Au Cap-Haïtien, l’affaire impliquant Emmanuel Lundi, arrêté et victime de violences présumées, prend une dimension politique. Selon des informations relayées par Satellite509, l’ancien sénateur Moïse Jean-Charles utiliserait son influence pour tenter de maintenir Me Eno Zéphirin à son poste de commissaire du gouvernement, malgré l’ordre de révoquer le magistrat émis par le ministre de la Justice, Patrick Pélissier.
Emmanuel Lundi, qui a été violenté, giflé et blessé par le commissaire, devait être libéré sur décision ministérielle. Cependant, selon le média, l’ancien sénateur fait obstruction à cette mesure à travers son représentant, Emmanuel Vertilaire, au sein du Conseil présidentiel, créant une impasse politique et judiciaire autour de l’application de la décision du ministre.
Un changement de juridiction controversé
Le dossier de Me Eno Zéphirin est déjà sensible depuis son installation au tribunal de première instance du Cap-Haïtien le 26 juin 2025. Il avait remplacé Me Charles Édouard Durand, transféré au parquet de Fort-Liberté, un mouvement qui aurait été orchestré sous l’influence de Moïse Jean-Charles. Depuis son arrivée, Me Zéphirin fait face à plusieurs critiques concernant sa gestion des dossiers et ses interventions parfois violentes.
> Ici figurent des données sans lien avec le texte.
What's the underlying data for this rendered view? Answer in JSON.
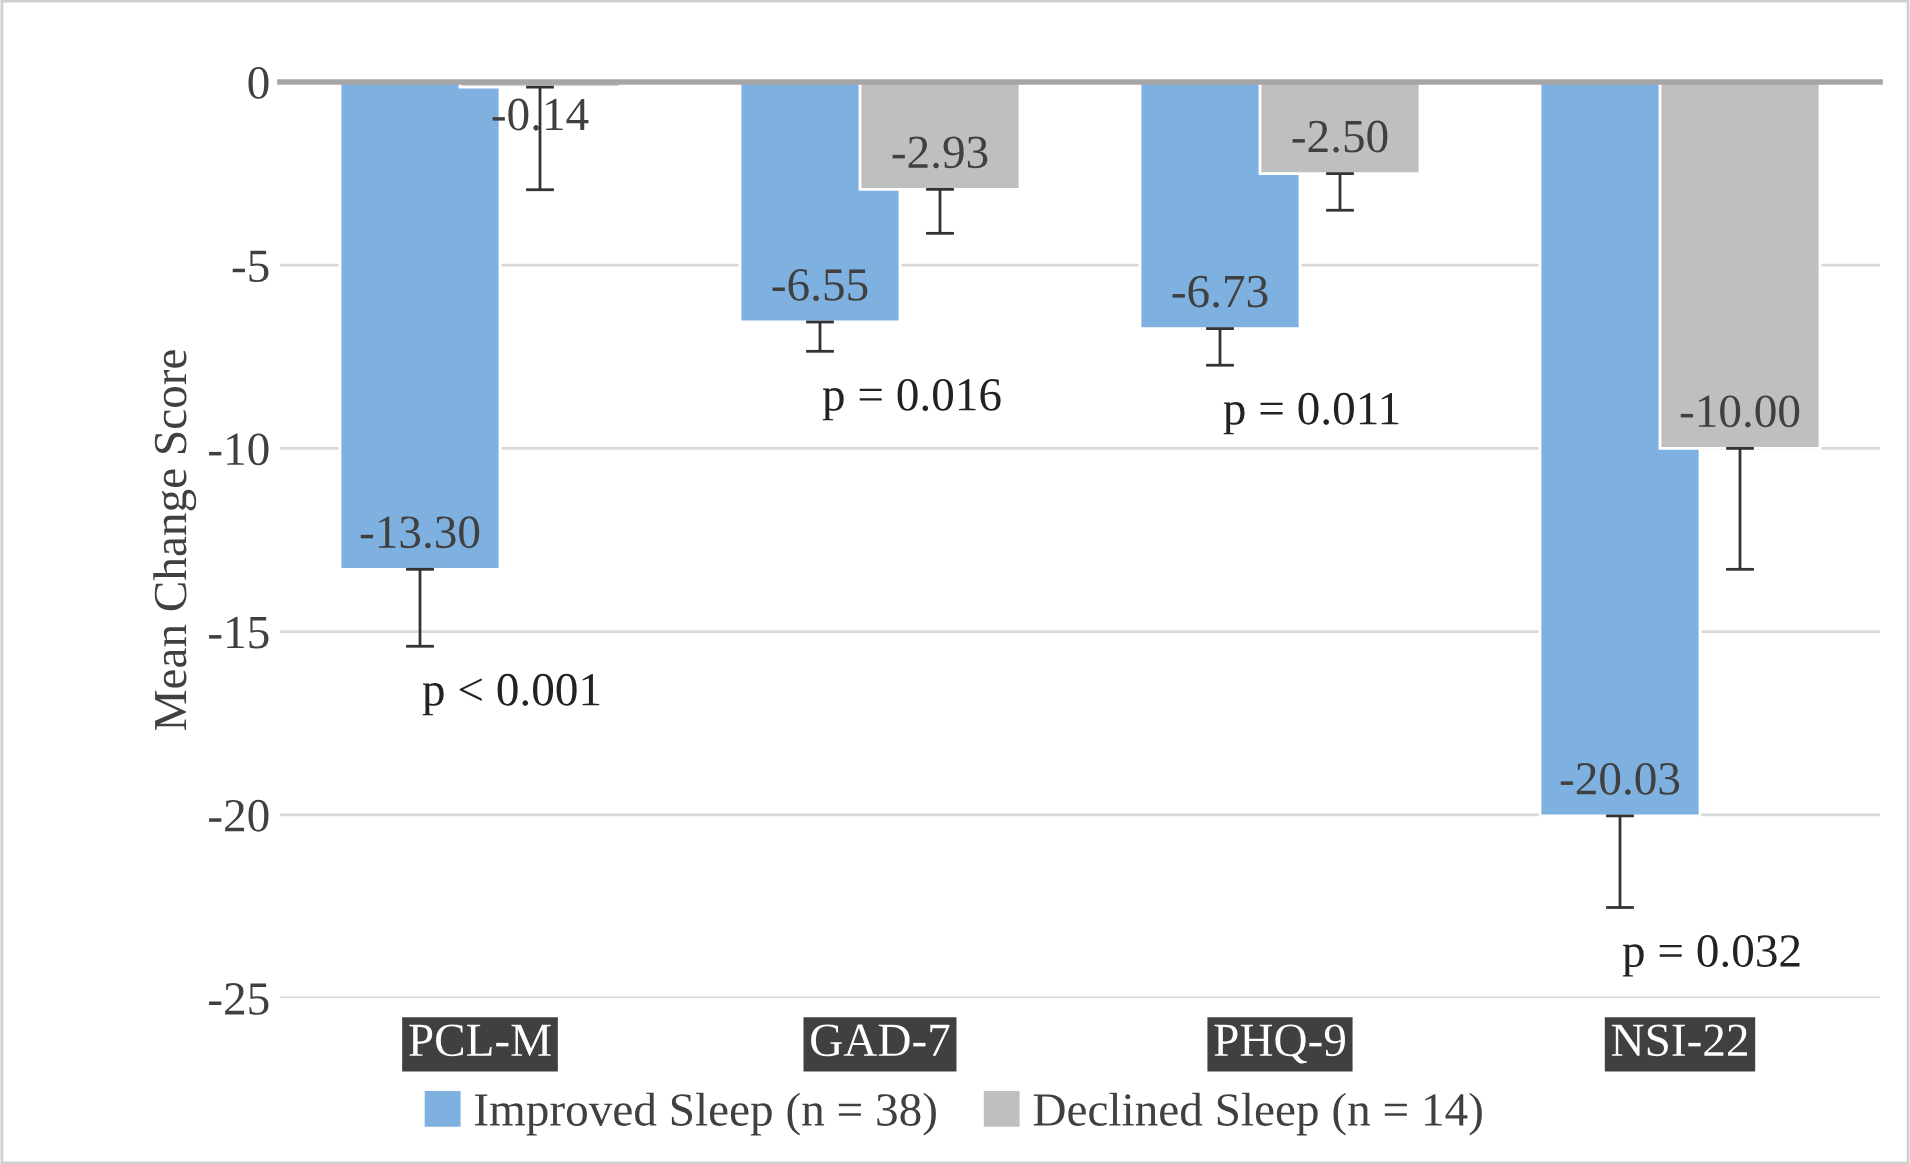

L’affaire Lundi, en particulier, a attiré l’attention de la population et des organisations de défense des droits humains. La vidéo largement partagée montre que l’individu avait été maîtrisé par les agents du commissaire avant d’être frappé, soulevant de nombreuses questions sur l’abus de pouvoir et la protection des droits fondamentaux.
Des implications politiques et judiciaires
Cette situation met en lumière la tension entre le pouvoir judiciaire et les pressions politiques dans la région. Les tentatives d’influence pour maintenir un magistrat en poste malgré des actes répréhensibles sont perçues par la société civile comme une atteinte à l’État de droit et au principe selon lequel nul n’est au-dessus de la loi.
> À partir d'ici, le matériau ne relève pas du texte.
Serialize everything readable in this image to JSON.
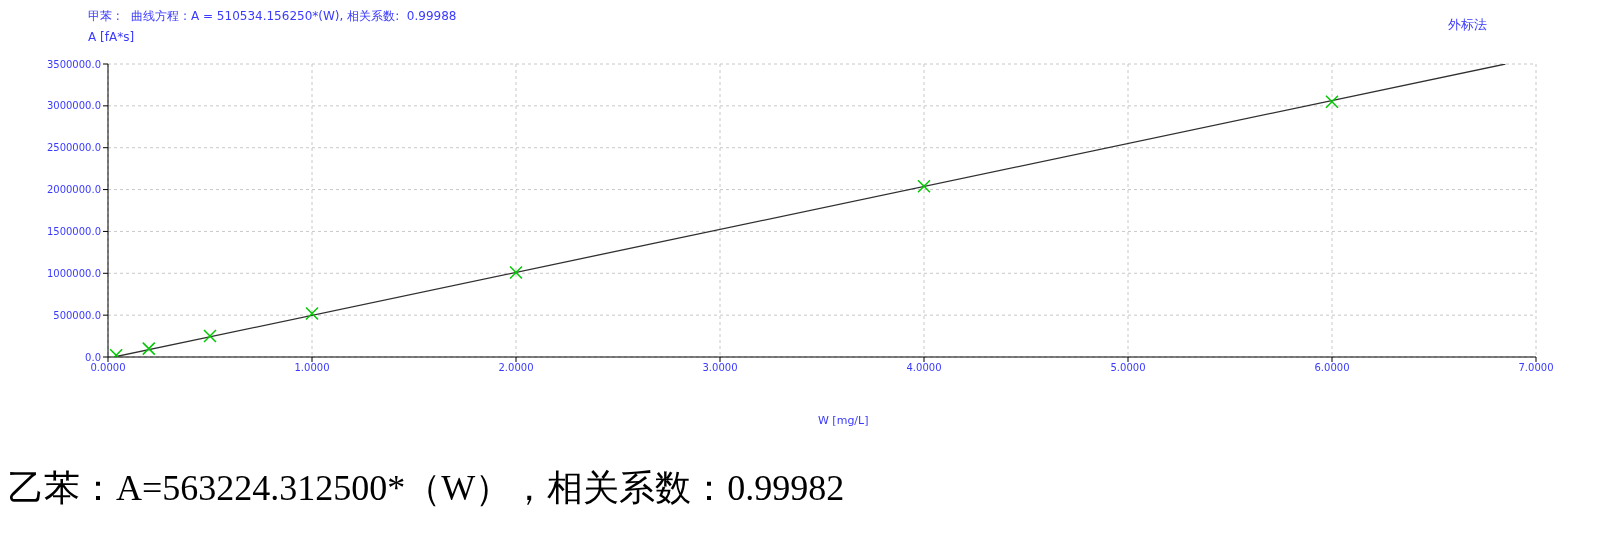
{
  "chart_data": {
    "type": "scatter",
    "title": "甲苯 :   曲线方程 : A = 510534.156250*(W), 相关系数:  0.99988",
    "xlabel": "W [mg/L]",
    "ylabel": "A [fA*s]",
    "annotations": [
      "外标法",
      "乙苯：A=563224.312500*（W），相关系数：0.99982"
    ],
    "series": [
      {
        "color": "#00c800",
        "x": [
          0.04,
          0.2,
          0.5,
          1,
          2,
          4,
          6
        ],
        "values": [
          20000,
          100000,
          250000,
          520000,
          1010000,
          2040000,
          3050000
        ]
      },
      {
        "type": "line",
        "marker": "none",
        "color": "#303030",
        "x": [
          0.03,
          6.85
        ],
        "values": [
          0,
          3500000
        ]
      }
    ],
    "marker": "cross",
    "line_style": "solid",
    "xlim": [
      0,
      7
    ],
    "xticks": [
      {
        "value": 0,
        "label": "0.0000"
      },
      {
        "value": 1,
        "label": "1.0000"
      },
      {
        "value": 2,
        "label": "2.0000"
      },
      {
        "value": 3,
        "label": "3.0000"
      },
      {
        "value": 4,
        "label": "4.0000"
      },
      {
        "value": 5,
        "label": "5.0000"
      },
      {
        "value": 6,
        "label": "6.0000"
      },
      {
        "value": 7,
        "label": "7.0000"
      }
    ],
    "ylim": [
      0,
      3500000
    ],
    "yticks": [
      {
        "value": 0,
        "label": "0.0"
      },
      {
        "value": 500000,
        "label": "500000.0"
      },
      {
        "value": 1000000,
        "label": "1000000.0"
      },
      {
        "value": 1500000,
        "label": "1500000.0"
      },
      {
        "value": 2000000,
        "label": "2000000.0"
      },
      {
        "value": 2500000,
        "label": "2500000.0"
      },
      {
        "value": 3000000,
        "label": "3000000.0"
      },
      {
        "value": 3500000,
        "label": "3500000.0"
      }
    ],
    "grid": true
  }
}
Le ministre de la Justice, Patrick Pélissier, est confronté à un dilemme : faire respecter ses décisions tout en résistant aux pressions politiques qui cherchent à protéger Me Zéphirin. Pour de nombreux observateurs, l’issue de cette affaire pourrait constituer un test pour la crédibilité et l’indépendance de la justice en Haïti.
Un signal fort attendu
La société civile et les citoyens du Cap-Haïtien surveillent de près la suite de l’affaire. La libération d’Emmanuel Lundi et la révocation éventuelle de Me Zéphirin seraient perçues comme un signal fort que la justice peut se tenir à ses règles, malgré les tentatives d’influence politique. À l’inverse, tout blocage prolongé risquerait d’alimenter le sentiment d’impunité et de fragiliser davantage la confiance dans les institutions judiciaires.